Par ailleurs, différentes dispositions dont les articles 249 (N° Lexbase : L1761H4Y) et 249-3 (N° Lexbase : Z10504RG) du Code civil sont modifiées et traitent des problématiques de divorce d’un majeur en tutelle. C’est ainsi que dans l’instance en divorce, le majeur en tutelle est représenté par son tuteur et le majeur en curatelle exerce l’action lui-même avec l’assistance de son curateur. Néanmoins, le protégé peut accepter seul le principe de la rupture du mariage sans considération des faits à l’origine de celle-ci.

Enfin, dans l’hypothèse où une demande de mesure de protection juridique est déposée ou en cours, la demande en divorce ne peut être examinée qu’avec l’intervention du jugement se prononçant sur la mise en place de la mesure (C. civ., art. 249-3). Néanmoins, le juge peut prendre les mesures conservatoires sans attendre.

 

6°/ La loi réforme aussi la procédure devant le tribunal de grande instance par l’article 26 qui crée un article L. 212-5-1 du Code de l’organisation judiciaire (N° Lexbase : Z64051RE) au terme duquel la procédure peut, à l’initiative des parties lorsqu’elles en sont expressément d’accord, se dérouler sans audience. Dans ce cas, la procédure est exclusivement écrite. Néanmoins, le même article ajoute que le tribunal peut décider de tenir une audience s’il estime qu’il n’est pas possible de rendre une décision au regard des preuves écrites ou si l’une des parties en fait la demande.

Par ailleurs, un nouvel article L. 212-5-2 du Code de l’organisation judiciaire est créé prévoyant que les oppositions aux ordonnances portant injonction de payer statuant sur une demande inférieure à un montant fixé par décret en Conseil d’Etat et les demandes formées devant le tribunal de grande instance en paiement d’une somme inférieure à un montant fixé par décret en Conseil d’Etat peuvent, à la demande des parties lorsqu’elles en sont d’accord, être traitées dans le cadre d’une procédure dématérialisée, sans audience. Cette disposition entrera en vigueur au plus tard le 1erjanvier 2022.

En matière d’injonction de payer (art. 27), un tribunal de grande instance désigné par décret (COJ, art. L. 211-17 N° Lexbase : Z11029RG) sera compétent pour les demandes d’injonction de payer relevant de la compétence tribunal de grande instance et celles formées en application du règlement 1896-2006 du 12 décembre 2006 (N° Lexbase : L1426IRA). Le tribunal sera saisi par voie dématérialisée. Les oppositions seront formées devant le tribunal de grande instance spécialement désigné qui via le greffe transmet aux tribunaux de grande instance territorialement compétents.
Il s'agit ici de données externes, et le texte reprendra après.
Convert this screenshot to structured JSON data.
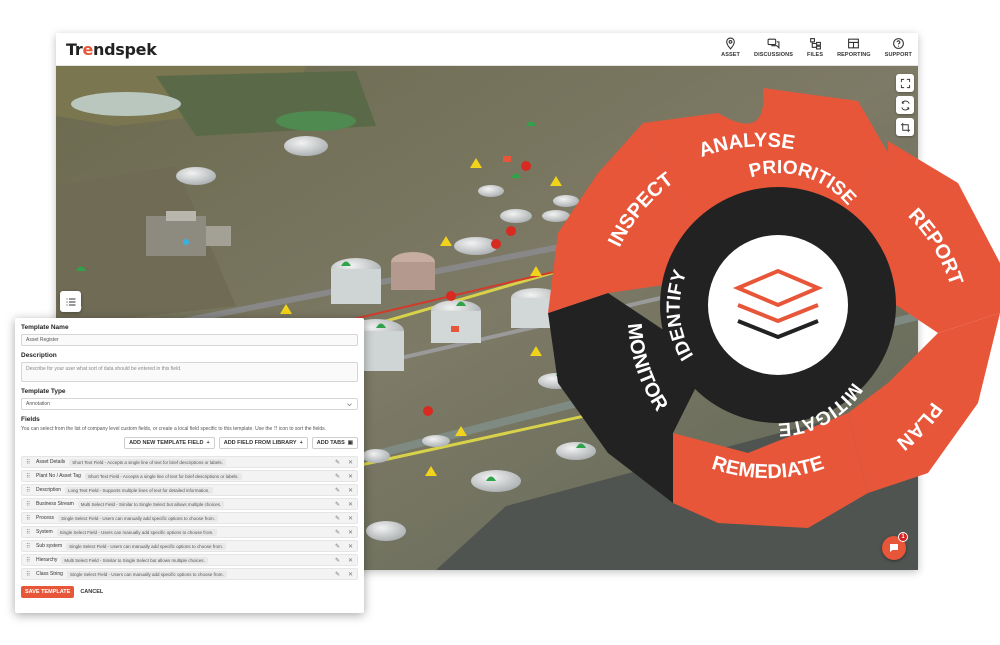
{
  "app": {
    "logo_prefix": "Tr",
    "logo_accent": "e",
    "logo_suffix": "ndspek",
    "accent_color": "#e8563a"
  },
  "nav": {
    "asset": "ASSET",
    "discussions": "DISCUSSIONS",
    "files": "FILES",
    "reporting": "REPORTING",
    "support": "SUPPORT"
  },
  "cycle": {
    "outer": [
      "ANALYSE",
      "REPORT",
      "PLAN",
      "REMEDIATE",
      "MONITOR",
      "INSPECT"
    ],
    "inner": [
      "PRIORITISE",
      "MITIGATE",
      "IDENTIFY"
    ],
    "colors": {
      "outer": "#e8563a",
      "dark": "#222222",
      "center": "#ffffff"
    }
  },
  "chat": {
    "badge_count": "1"
  },
  "template": {
    "name_label": "Template Name",
    "name_value": "Asset Register",
    "description_label": "Description",
    "description_placeholder": "Describe for your user what sort of data should be entered in this field.",
    "type_label": "Template Type",
    "type_value": "Annotation",
    "fields_label": "Fields",
    "fields_help_before": "You can select from the list of company level custom fields, or create a local field specific to this template. Use the",
    "fields_help_after": "icon to sort the fields.",
    "add_new_field": "ADD NEW TEMPLATE FIELD",
    "add_from_library": "ADD FIELD FROM LIBRARY",
    "add_tabs": "ADD TABS",
    "fields": [
      {
        "name": "Asset Details",
        "desc": "Short Text Field - Accepts a single line of text for brief descriptions or labels."
      },
      {
        "name": "Plant No / Asset Tag",
        "desc": "Short Text Field - Accepts a single line of text for brief descriptions or labels."
      },
      {
        "name": "Description",
        "desc": "Long Text Field - Supports multiple lines of text for detailed information."
      },
      {
        "name": "Business Stream",
        "desc": "Multi Select Field - Similar to Single Select but allows multiple choices."
      },
      {
        "name": "Process",
        "desc": "Single Select Field - Users can manually add specific options to choose from."
      },
      {
        "name": "System",
        "desc": "Single Select Field - Users can manually add specific options to choose from."
      },
      {
        "name": "Sub system",
        "desc": "Single Select Field - Users can manually add specific options to choose from."
      },
      {
        "name": "Hierarchy",
        "desc": "Multi Select Field - Similar to Single Select but allows multiple choices."
      },
      {
        "name": "Class String",
        "desc": "Single Select Field - Users can manually add specific options to choose from."
      }
    ],
    "save_label": "SAVE TEMPLATE",
    "cancel_label": "CANCEL"
  }
}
Cette disposition entrera en vigueur au plus tard le 1er janvier 2021.

Enfin, en matière de procédures en la forme des référés, le gouvernement est habilité à prendre par voie d’ordonnance les mesures pour modifier les dispositions afférentes à ces procédures devant les juridictions judiciaires en vue d’unifier le traitement des procédures au fond à bref délai (art. 28).

 

7°/ La loi (art. 33 et s.) modifie le Code de l’organisation judiciaire en vue de permettre l’accès aux décisions de justice, sous format électronique, de manière gratuite, tout en prévoyant que l’identité des personnes physiques est occultée et qu’il peut en être de même de l’identité des parties, des tiers, des magistrats et des membres du greffe si la divulgation est de nature à porter atteinte à la sécurité ou au respect de la vie privée de ces personnes ou de leur entourage (COJ, art. L. 111-3 N° Lexbase : L2356LKH et L. 111-4 N° Lexbase : L5792IRX).

 

8°/ L’article 95 de la loi prévoit le remplacement des tribunaux de grande instance et des tribunaux d’instance par les tribunaux judiciaires (COJ, art. L. 121-1 N° Lexbase : L7813HNP). Le contentieux qui relève actuellement du tribunal d’instance relèvera demain du tribunal judiciaire. Lorsque plusieurs tribunaux judiciaires existeront dans un même département, certains pourront être spécialement désignés par décret pour connaître seuls, dans l’ensemble de ce département, de certaines des matières civiles dont la liste sera déterminée par décret en Conseil d’Etat. Cette faculté est même ouverte à des tribunaux judiciaires dans des départements différents mais proches géographiquement (COJ, art. L. 211-9-9).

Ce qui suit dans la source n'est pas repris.